Exposure to chronic lymphedema is also a risk factor(10,11). In 1947 Stewart and Treves described the first series of cases of angiosarcoma arising in a lymphedematous extremity following mastectomy and chest wall irradiation(2). The Stewart-Treves syndrome accounts for 90 percent of the reported cases of angiosarcoma associated with chronic lymphedema. The remaining 10 percent arise in association with either primary lymphedema or lymphedema secondary to lymphadenectomy or infection. A single case has been reported of an angiosarcoma arising in a lymphedematous breast following lumpectomy for the treatment of cancer, but having had neither irradiation nor lymphadenectomy(12).

The association between breast lymphedema and angiosarcoma of the breast is inconsistent. Less than half of the reported cases of post-irradiation angiosarcoma were associated the clinically evident breast edema, and none of our four cases had obvious breast edema.

The data on genetic risk factors and other risk factors such as environmental and exposure to chemotherapeutic agents are limited.

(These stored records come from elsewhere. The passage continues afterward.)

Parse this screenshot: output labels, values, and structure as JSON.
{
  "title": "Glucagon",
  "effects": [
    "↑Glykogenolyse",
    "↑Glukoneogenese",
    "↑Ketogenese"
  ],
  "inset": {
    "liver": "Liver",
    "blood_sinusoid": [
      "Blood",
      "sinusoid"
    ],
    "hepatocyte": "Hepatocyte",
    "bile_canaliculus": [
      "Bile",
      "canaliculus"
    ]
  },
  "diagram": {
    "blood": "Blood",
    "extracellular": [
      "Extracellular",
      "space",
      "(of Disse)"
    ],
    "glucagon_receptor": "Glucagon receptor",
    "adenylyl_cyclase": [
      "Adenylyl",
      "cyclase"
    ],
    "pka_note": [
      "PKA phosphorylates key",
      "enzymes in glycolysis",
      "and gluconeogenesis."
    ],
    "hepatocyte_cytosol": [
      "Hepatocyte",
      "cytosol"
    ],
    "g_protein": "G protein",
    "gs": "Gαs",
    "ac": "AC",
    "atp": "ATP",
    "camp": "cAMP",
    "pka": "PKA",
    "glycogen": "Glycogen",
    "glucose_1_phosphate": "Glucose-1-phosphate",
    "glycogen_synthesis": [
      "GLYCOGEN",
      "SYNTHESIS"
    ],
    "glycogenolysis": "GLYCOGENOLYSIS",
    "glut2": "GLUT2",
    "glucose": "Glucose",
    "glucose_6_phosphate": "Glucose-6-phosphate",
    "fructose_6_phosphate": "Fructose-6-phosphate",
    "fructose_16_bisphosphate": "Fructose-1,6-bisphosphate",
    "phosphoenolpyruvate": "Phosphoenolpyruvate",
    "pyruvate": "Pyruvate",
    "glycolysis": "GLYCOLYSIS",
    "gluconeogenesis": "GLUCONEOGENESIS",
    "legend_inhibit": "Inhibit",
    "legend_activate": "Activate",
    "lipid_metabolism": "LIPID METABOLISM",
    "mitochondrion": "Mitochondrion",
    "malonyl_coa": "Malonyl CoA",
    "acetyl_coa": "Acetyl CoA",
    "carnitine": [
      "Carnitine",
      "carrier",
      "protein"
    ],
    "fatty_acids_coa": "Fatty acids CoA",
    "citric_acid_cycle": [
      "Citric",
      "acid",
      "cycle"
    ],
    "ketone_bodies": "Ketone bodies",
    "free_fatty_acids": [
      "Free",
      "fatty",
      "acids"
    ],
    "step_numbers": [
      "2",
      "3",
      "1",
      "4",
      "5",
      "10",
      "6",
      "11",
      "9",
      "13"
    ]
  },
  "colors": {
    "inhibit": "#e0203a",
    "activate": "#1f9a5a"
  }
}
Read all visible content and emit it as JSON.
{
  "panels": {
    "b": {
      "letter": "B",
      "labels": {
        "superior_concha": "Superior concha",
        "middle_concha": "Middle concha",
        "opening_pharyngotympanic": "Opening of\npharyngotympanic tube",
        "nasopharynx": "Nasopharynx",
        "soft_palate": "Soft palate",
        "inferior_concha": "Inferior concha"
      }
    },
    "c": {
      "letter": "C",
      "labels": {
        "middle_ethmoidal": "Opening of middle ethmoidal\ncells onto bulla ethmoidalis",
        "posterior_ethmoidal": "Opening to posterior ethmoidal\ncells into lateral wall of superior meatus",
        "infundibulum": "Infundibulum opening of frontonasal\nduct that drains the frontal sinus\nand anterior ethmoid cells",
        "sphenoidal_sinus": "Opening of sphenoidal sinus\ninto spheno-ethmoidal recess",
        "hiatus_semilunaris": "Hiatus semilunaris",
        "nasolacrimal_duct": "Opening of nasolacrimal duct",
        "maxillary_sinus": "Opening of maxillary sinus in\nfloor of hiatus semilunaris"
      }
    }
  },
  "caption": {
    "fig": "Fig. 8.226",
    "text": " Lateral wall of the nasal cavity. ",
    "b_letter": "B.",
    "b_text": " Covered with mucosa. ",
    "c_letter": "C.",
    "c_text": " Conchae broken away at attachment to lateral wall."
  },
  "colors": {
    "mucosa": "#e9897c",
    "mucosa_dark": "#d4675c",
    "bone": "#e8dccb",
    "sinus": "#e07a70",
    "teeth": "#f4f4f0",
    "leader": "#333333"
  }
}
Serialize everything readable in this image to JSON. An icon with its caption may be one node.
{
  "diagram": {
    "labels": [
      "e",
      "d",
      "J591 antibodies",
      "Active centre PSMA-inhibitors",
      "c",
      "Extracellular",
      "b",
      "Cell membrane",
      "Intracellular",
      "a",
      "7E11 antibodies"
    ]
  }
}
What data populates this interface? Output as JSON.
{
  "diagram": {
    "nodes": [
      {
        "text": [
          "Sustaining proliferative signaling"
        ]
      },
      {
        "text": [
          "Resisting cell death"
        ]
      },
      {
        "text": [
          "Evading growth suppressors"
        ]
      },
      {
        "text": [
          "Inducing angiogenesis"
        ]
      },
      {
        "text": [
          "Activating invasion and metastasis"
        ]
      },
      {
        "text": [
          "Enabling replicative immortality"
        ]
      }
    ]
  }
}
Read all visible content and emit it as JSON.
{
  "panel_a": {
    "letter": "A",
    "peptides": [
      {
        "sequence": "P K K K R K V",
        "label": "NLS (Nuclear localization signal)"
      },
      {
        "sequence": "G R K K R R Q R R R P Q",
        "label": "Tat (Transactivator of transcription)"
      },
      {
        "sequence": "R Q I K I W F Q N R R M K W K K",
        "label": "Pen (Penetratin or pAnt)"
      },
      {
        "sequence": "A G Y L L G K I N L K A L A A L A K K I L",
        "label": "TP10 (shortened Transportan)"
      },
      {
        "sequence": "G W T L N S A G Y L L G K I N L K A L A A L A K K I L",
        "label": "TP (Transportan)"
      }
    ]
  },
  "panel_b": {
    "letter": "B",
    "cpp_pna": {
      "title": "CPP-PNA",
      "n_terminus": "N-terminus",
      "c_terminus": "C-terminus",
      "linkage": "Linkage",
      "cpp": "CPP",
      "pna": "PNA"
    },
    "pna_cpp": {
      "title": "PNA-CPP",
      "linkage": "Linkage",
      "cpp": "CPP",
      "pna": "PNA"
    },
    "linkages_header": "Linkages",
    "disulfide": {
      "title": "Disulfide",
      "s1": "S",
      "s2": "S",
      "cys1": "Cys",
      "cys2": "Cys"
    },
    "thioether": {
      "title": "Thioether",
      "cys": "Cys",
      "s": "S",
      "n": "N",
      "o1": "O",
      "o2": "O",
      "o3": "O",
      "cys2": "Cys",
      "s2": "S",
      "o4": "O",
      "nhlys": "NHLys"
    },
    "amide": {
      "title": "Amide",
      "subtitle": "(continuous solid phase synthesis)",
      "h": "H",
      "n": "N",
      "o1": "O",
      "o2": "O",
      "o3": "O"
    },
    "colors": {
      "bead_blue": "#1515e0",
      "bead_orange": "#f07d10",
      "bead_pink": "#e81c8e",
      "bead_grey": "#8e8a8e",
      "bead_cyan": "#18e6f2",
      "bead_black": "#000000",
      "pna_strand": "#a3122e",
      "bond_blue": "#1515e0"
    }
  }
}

In a recent report, E.De Bree describes a case of bilateral angiosarcomas after conservative therapy, and provides a good discussion of the potential contribution of genetic predisposition to the development of post-irradiation angiosarcoma(13). Our case no. 5 was positive for Br Ca II.

Clinical Presentation

By far the most common presenting finding of post-irradiation angiosarcoma are skin changes. They can appear as focal, macular lesions or as ill-defined patches of skin discoloration ranging in color from red to blue to purple.

Focal, elevated skin nodules, papules and vesicles are also common. They can be single or multiple, and can be associated with an explosive growth pattern.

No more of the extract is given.